Last month, BP announced a $1 billion restructuring program, which is expected to result in the loss of hundreds of jobs across its UK and US operations. The cuts are in response to falling crude prices and the company’s selling off of $40 billion worth of assets to pay for the US Gulf Deep Water Horizon spill of 2010.
The majority of the budget will be spent on redundancy payments. Job cuts will affect oil exploration and production, refining and trading and administration. Oil firms are looking to cut headcounts and planned projects in order to survive in the current crisis.
“We have already been working very hard over these past 18 months or so to right-size our organization as a result of completing more than $43 billion of divestments,” said BP Group chief executive Bob Dudley after the announcement.
“The simplification work we have already done is serving us well as we face the tougher external environment.
“We continue to seek opportunities to eliminate duplication and stop unnecessary activity that is not fully aligned with the group’s strategy.”
Fadel Gheit, analyst at New York brokerage Oppenheimer & Co, spoke to the Guardian about the consequences of halting operations.
“An oil company that stops drilling is like a human who stops breathing,” he said. “You cannot survive for very long. If oil prices do not exceed $70 by the summer then you will see an awful lot of pressure on small producers followed by a wave of mergers and acquisitions. Investment bankers (who make money out of advising purchasers) have been waiting a long time for this and now its here.”
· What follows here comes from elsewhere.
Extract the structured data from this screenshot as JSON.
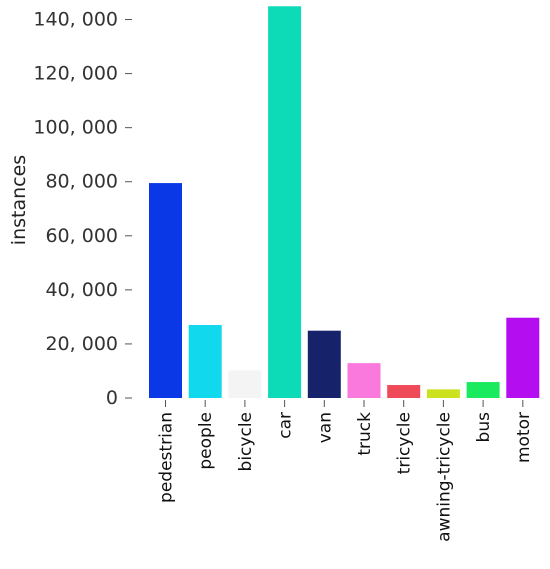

BP currently employs almost 84,000 people worldwide, including 15,000 in the UK.
BP is not alone however – rival companies Shell, Chevron and ConocoPhilips announced redundancies in Scotland. The Russian state-owned oil giant Rosneft (in which BP owns a 19.75 percent stake) and Brazil’s Petrobras are also reportedly affected.
In December, a report revealed the oil and gas sector could lose 35,000 jobs in the next five years.
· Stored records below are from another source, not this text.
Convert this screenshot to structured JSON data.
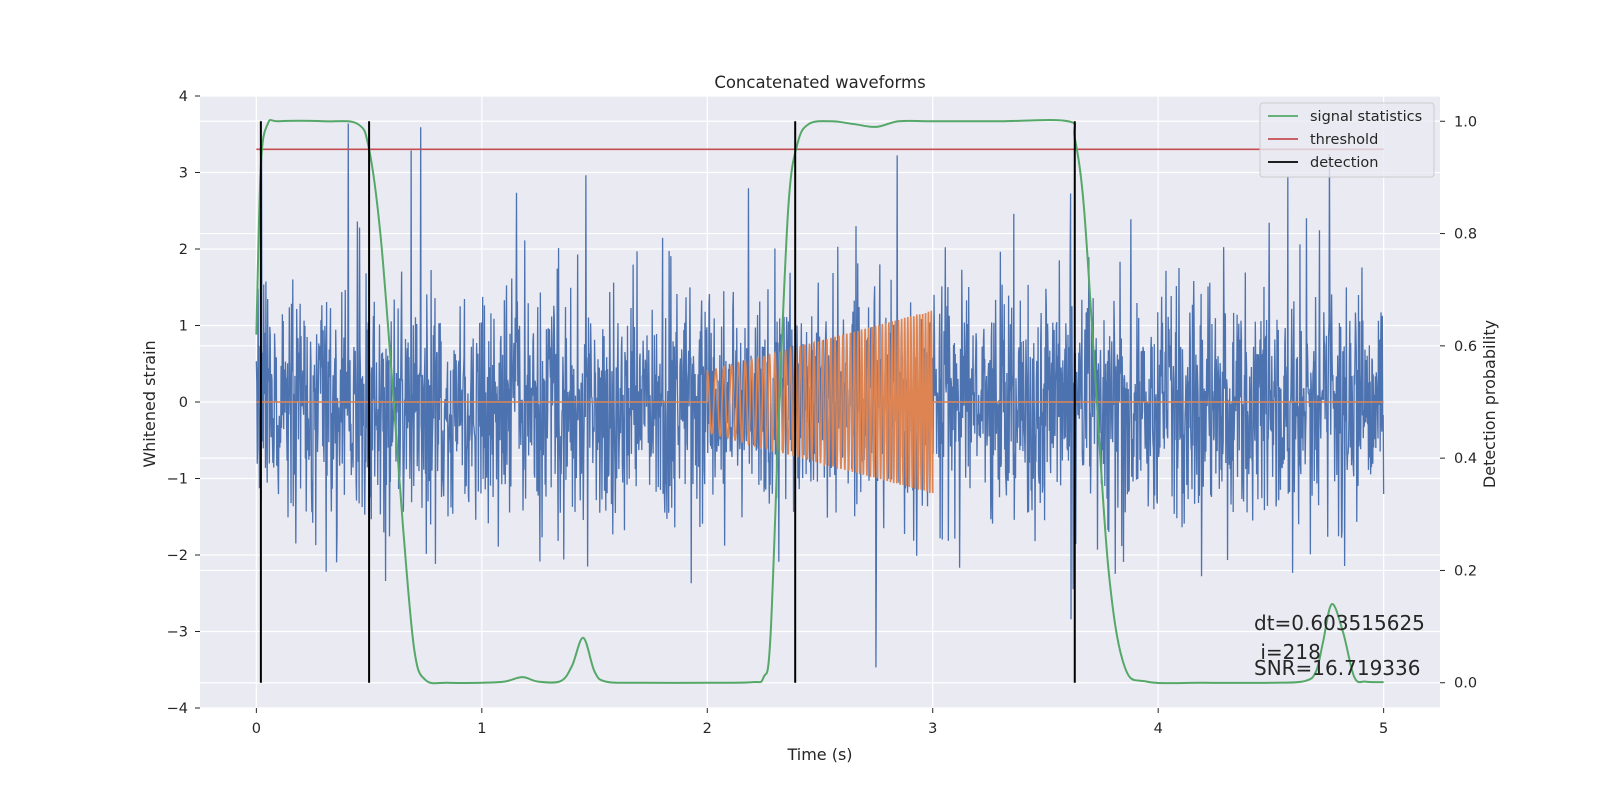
{
  "chart_data": {
    "type": "line",
    "title": "Concatenated waveforms",
    "xlabel": "Time (s)",
    "ylabel": "Whitened strain",
    "y2label": "Detection probability",
    "xlim": [
      -0.25,
      5.25
    ],
    "ylim": [
      -4,
      4
    ],
    "y2lim": [
      -0.045,
      1.045
    ],
    "xticks": [
      0,
      1,
      2,
      3,
      4,
      5
    ],
    "yticks": [
      -4,
      -3,
      -2,
      -1,
      0,
      1,
      2,
      3,
      4
    ],
    "y2ticks": [
      0.0,
      0.2,
      0.4,
      0.6,
      0.8,
      1.0
    ],
    "tick_labels": {
      "x": [
        "0",
        "1",
        "2",
        "3",
        "4",
        "5"
      ],
      "y": [
        "−4",
        "−3",
        "−2",
        "−1",
        "0",
        "1",
        "2",
        "3",
        "4"
      ],
      "y2": [
        "0.0",
        "0.2",
        "0.4",
        "0.6",
        "0.8",
        "1.0"
      ]
    },
    "grid": true,
    "legend_position": "top-right",
    "colors": {
      "strain": "#4c72b0",
      "injection": "#dd8452",
      "statistics": "#55a868",
      "threshold": "#c44e52",
      "detection": "#000000",
      "plot_bg": "#eaeaf2",
      "grid": "#ffffff"
    },
    "legend": [
      {
        "name": "signal statistics",
        "color": "#55a868"
      },
      {
        "name": "threshold",
        "color": "#c44e52"
      },
      {
        "name": "detection",
        "color": "#000000"
      }
    ],
    "series": [
      {
        "name": "signal statistics",
        "axis": "right",
        "x": [
          0,
          0.02,
          0.05,
          0.1,
          0.3,
          0.45,
          0.5,
          0.55,
          0.6,
          0.65,
          0.7,
          0.75,
          0.85,
          1.0,
          1.1,
          1.18,
          1.25,
          1.35,
          1.4,
          1.45,
          1.5,
          1.55,
          1.7,
          2.0,
          2.2,
          2.25,
          2.28,
          2.32,
          2.36,
          2.4,
          2.45,
          2.55,
          2.65,
          2.75,
          2.85,
          3.0,
          3.3,
          3.6,
          3.63,
          3.67,
          3.72,
          3.78,
          3.85,
          3.95,
          4.2,
          4.5,
          4.65,
          4.7,
          4.73,
          4.77,
          4.82,
          4.87,
          4.92,
          5.0
        ],
        "values": [
          0.62,
          0.92,
          0.995,
          1.0,
          1.0,
          0.995,
          0.95,
          0.8,
          0.55,
          0.28,
          0.06,
          0.005,
          0.0,
          0.0,
          0.002,
          0.01,
          0.002,
          0.003,
          0.03,
          0.08,
          0.02,
          0.002,
          0.0,
          0.0,
          0.001,
          0.01,
          0.08,
          0.5,
          0.85,
          0.96,
          0.995,
          1.0,
          0.995,
          0.99,
          1.0,
          1.0,
          1.0,
          1.0,
          0.97,
          0.85,
          0.55,
          0.2,
          0.03,
          0.002,
          0.0,
          0.0,
          0.003,
          0.02,
          0.07,
          0.14,
          0.09,
          0.01,
          0.002,
          0.001
        ]
      },
      {
        "name": "threshold",
        "axis": "right",
        "x": [
          0,
          5
        ],
        "values": [
          0.95,
          0.95
        ]
      },
      {
        "name": "detection",
        "axis": "right",
        "type": "vlines",
        "x": [
          0.02,
          0.5,
          2.39,
          3.63
        ],
        "ymin": 0.0,
        "ymax": 1.0
      },
      {
        "axis": "left",
        "type": "noise",
        "x_range": [
          0,
          5
        ],
        "typical_amplitude": 1.5,
        "max_amplitude": 3.7,
        "min_amplitude": -3.7
      },
      {
        "axis": "left",
        "type": "chirp",
        "x_range": [
          2.0,
          3.0
        ],
        "baseline": 0.0,
        "amplitude_start": 0.4,
        "amplitude_end": 1.2,
        "frequency_start_hz": 25,
        "frequency_end_hz": 80
      }
    ],
    "annotations": [
      "dt=0.603515625",
      " i=218",
      "SNR=16.719336"
    ]
  }
}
The study – Fuelling the Next Generation, commissioned by industry body Oil and Gas UK, industry skills and safety body Opito and the Department for Business, Innovation and Skills – also estimates 12,000 new workers will be needed for the UK sector.
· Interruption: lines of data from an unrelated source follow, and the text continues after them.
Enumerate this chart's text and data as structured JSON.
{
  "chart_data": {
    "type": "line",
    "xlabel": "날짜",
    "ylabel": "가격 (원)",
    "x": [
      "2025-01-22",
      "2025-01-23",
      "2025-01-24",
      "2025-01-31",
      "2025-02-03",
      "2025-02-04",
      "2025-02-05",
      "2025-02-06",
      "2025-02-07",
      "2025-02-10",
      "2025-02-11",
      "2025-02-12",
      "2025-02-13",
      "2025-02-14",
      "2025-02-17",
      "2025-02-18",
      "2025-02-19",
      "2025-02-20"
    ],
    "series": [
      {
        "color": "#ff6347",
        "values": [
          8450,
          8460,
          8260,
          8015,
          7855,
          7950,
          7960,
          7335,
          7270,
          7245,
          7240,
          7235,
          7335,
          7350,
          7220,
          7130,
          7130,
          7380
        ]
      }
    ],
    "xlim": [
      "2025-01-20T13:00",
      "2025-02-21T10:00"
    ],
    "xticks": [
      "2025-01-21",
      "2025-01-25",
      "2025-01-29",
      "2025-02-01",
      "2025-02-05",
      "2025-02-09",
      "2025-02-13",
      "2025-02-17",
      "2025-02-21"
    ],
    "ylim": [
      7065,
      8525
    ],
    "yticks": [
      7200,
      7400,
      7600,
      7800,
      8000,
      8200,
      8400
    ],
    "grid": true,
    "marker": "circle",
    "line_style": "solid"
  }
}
Meanwhile in the UK, critics argue that since oil has fallen in value by more than 50 percent since June last year, petrol prices should be down to around £1 per liter.
Petrol currently costs an average of £1.11 a liter and diesel £1.18. Many claim prices should be around 10p lower.
Robert Flello MP for Stoke-on-Trent South told the Daily Mail: “Why is it that petrol prices can rise very quickly when the oil price goes up but do not fall equally quickly when the price goes down?”